Ann Trommershausen Bowling (June 1, 1943 – December 8, 2000) was an American scientist who was one of the world's leading geneticists in the study of horses, conducting research in the areas of molecular genetics and cytogenetics.
[1][2][3] She was an adjunct professor at the University of California, Davis (UCD), and at the time of her death in 2000 was the executive associate director of the Veterinary Genetics Laboratory (VGL) there.
[20] Her lab pioneered the DNA-based parentage verification of horses and camelids —species for which Bowling herself had conducted research[b]—using microsatellites as biomarkers.
[23] Some of the more unusual work the VGL performed was a 1996 investigation by Scotland Yard, which sought help from the lab to identify the source of a blood sample associated with a murder.
[c] From very early in her career, Bowling wrote about educating horse breeders on genetic diseases in purebred animals and how to deal with these conditions.
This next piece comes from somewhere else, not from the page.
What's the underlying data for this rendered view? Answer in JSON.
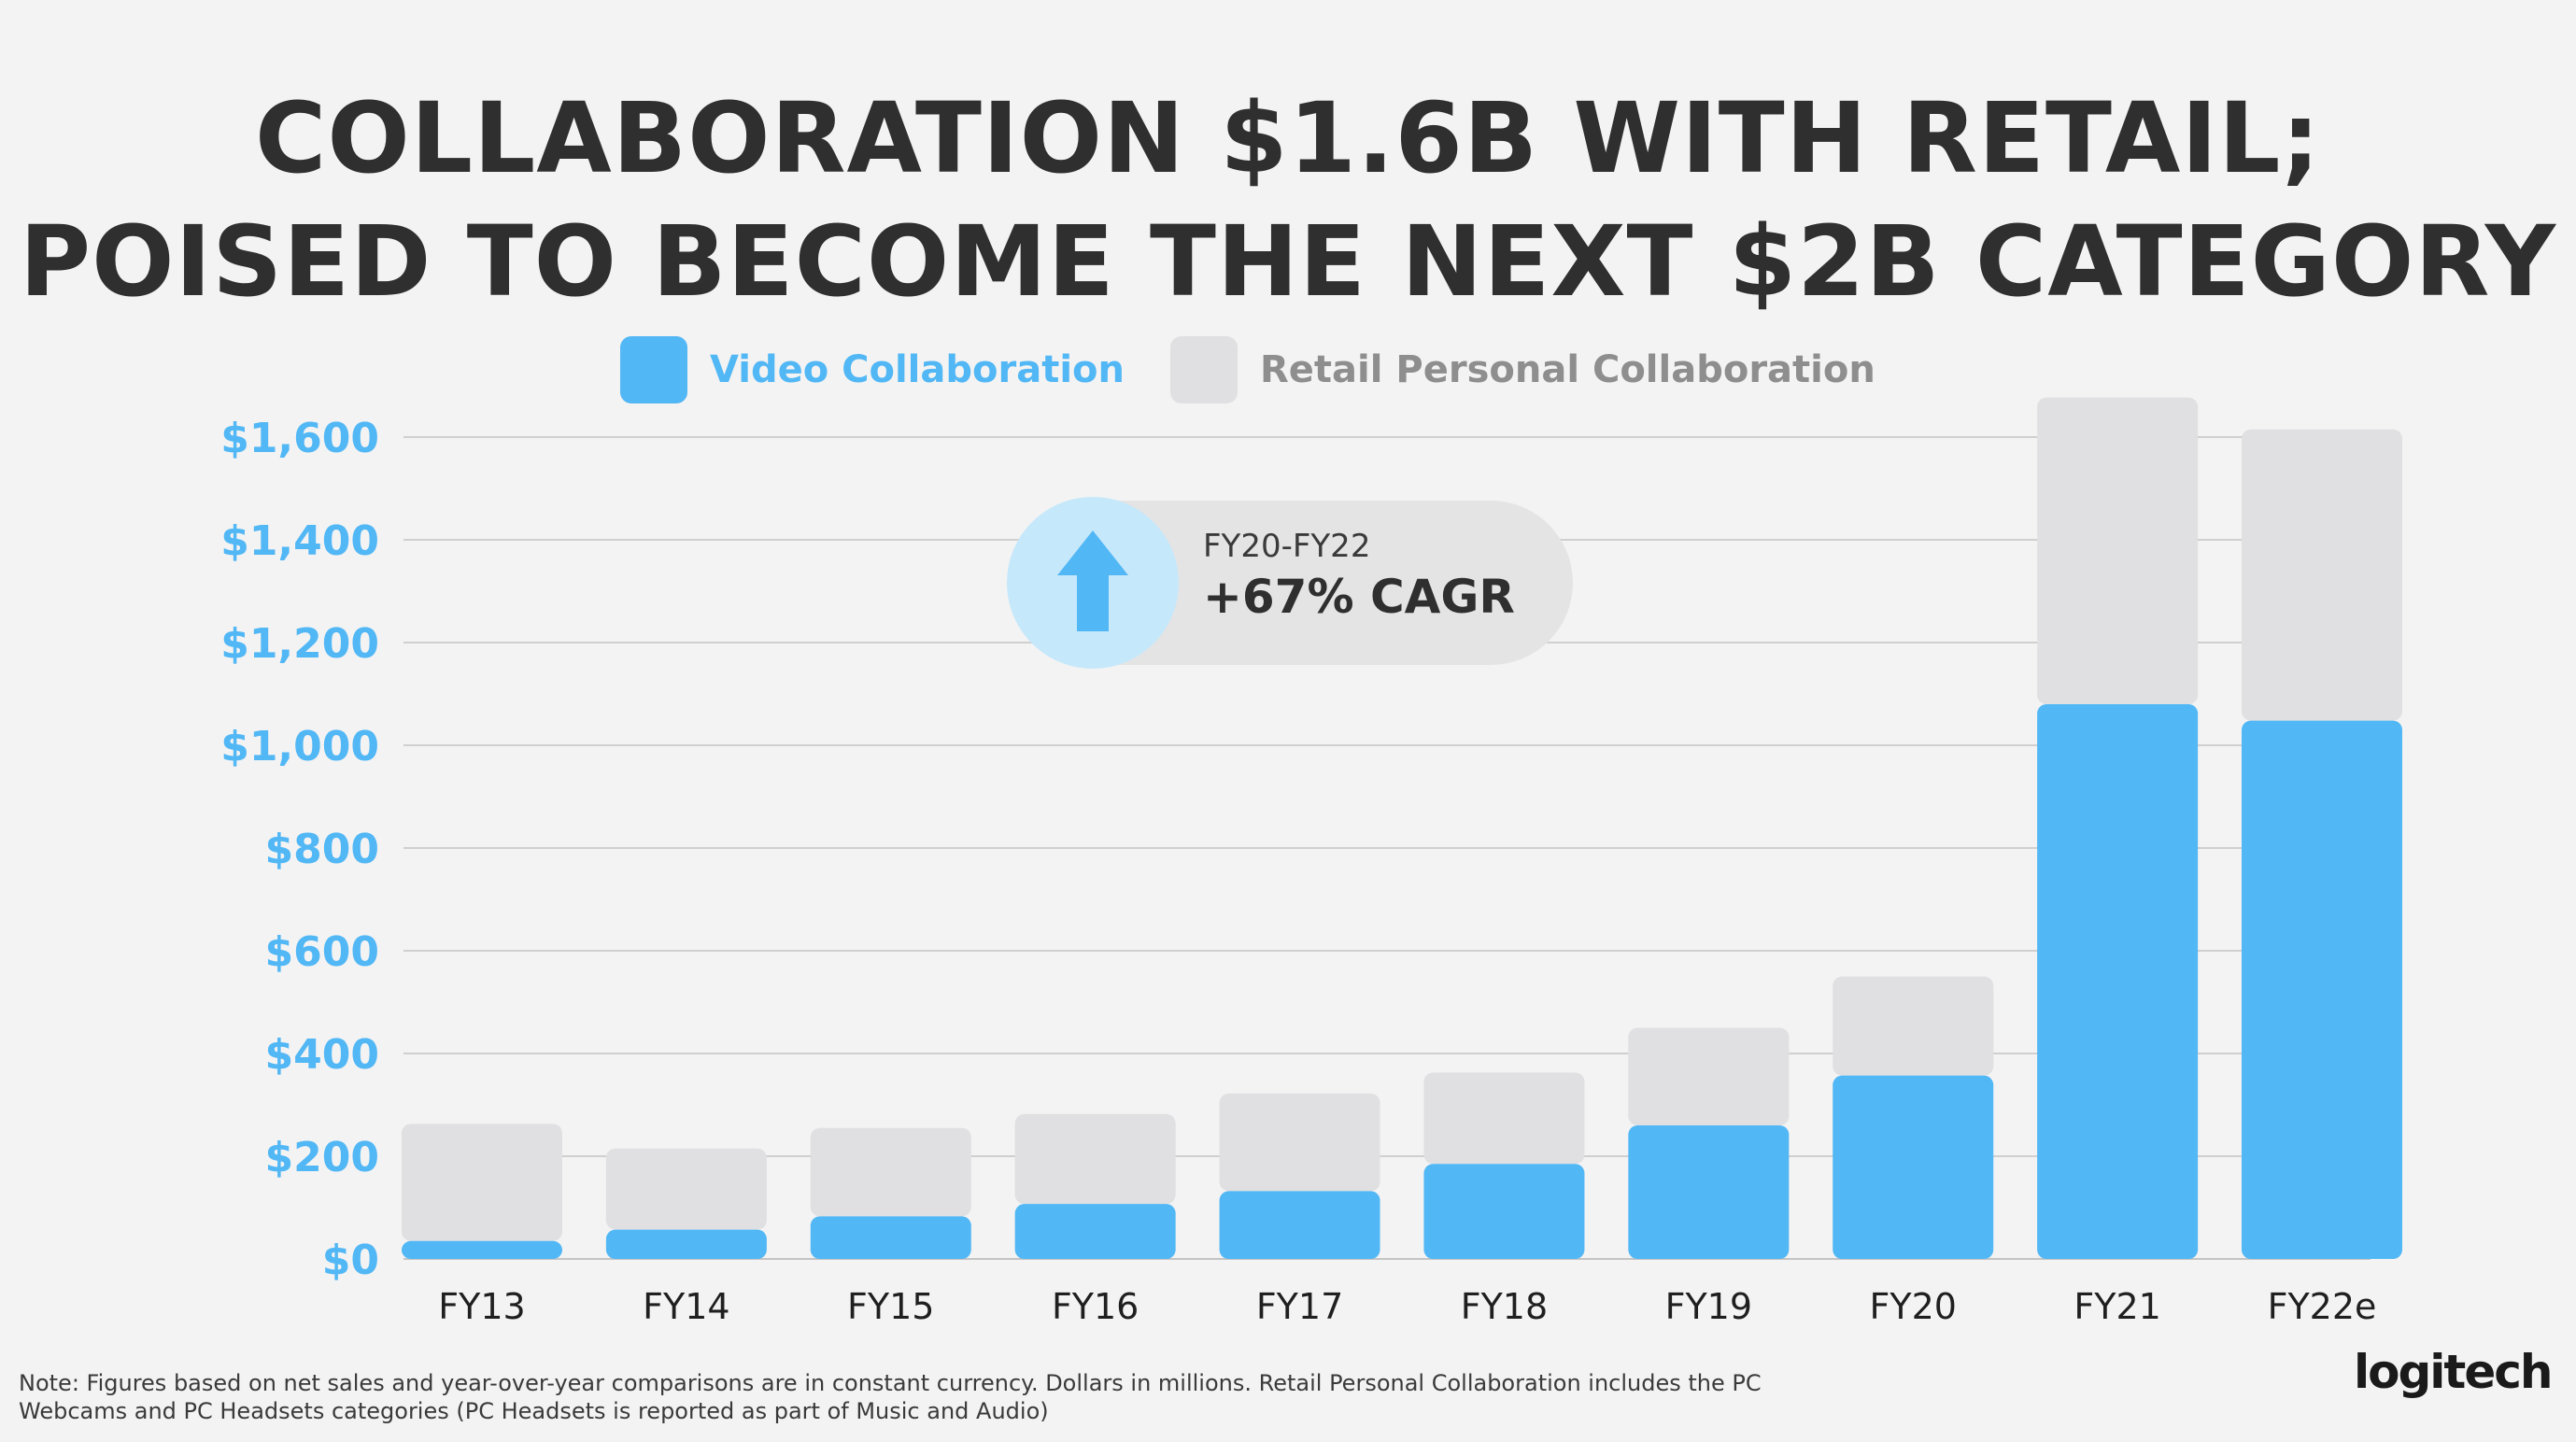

In 1985, she created a breeding herd at UCD of horses known to carry CA, and this small group provided preliminary DNA data for researchers.
[25] Bowling's own studies of CA were unpublished at the time of her death, but she is credited with demonstrating that the condition had a recessive mode of genetic inheritance and was likely the result of a single mutated allele.
[31] She was part of a research team that studied lethal white syndrome (LWS), a fatal condition in newborn foals.
[34] In 1983, the team linked LWS to a coat color spotting pattern,[32] later identified as frame overo, which is seen in the American Paint Horse and related breeds.
[36][37] While researching lethal white syndrome, Bowling also studied the phenomenon of cropouts; spotted offspring born from two minimally-marked parents.
[45] Bowling owned Arabian horses, and was a co-founder of the New Albion Stud along with her husband Michael and her parents, Bill and Claire Trommershausen.
They started the farm in September 1980, about the same time that Ann and Michael married, and placed an emphasis on bloodlines descended from the Crabbet Arabian Stud.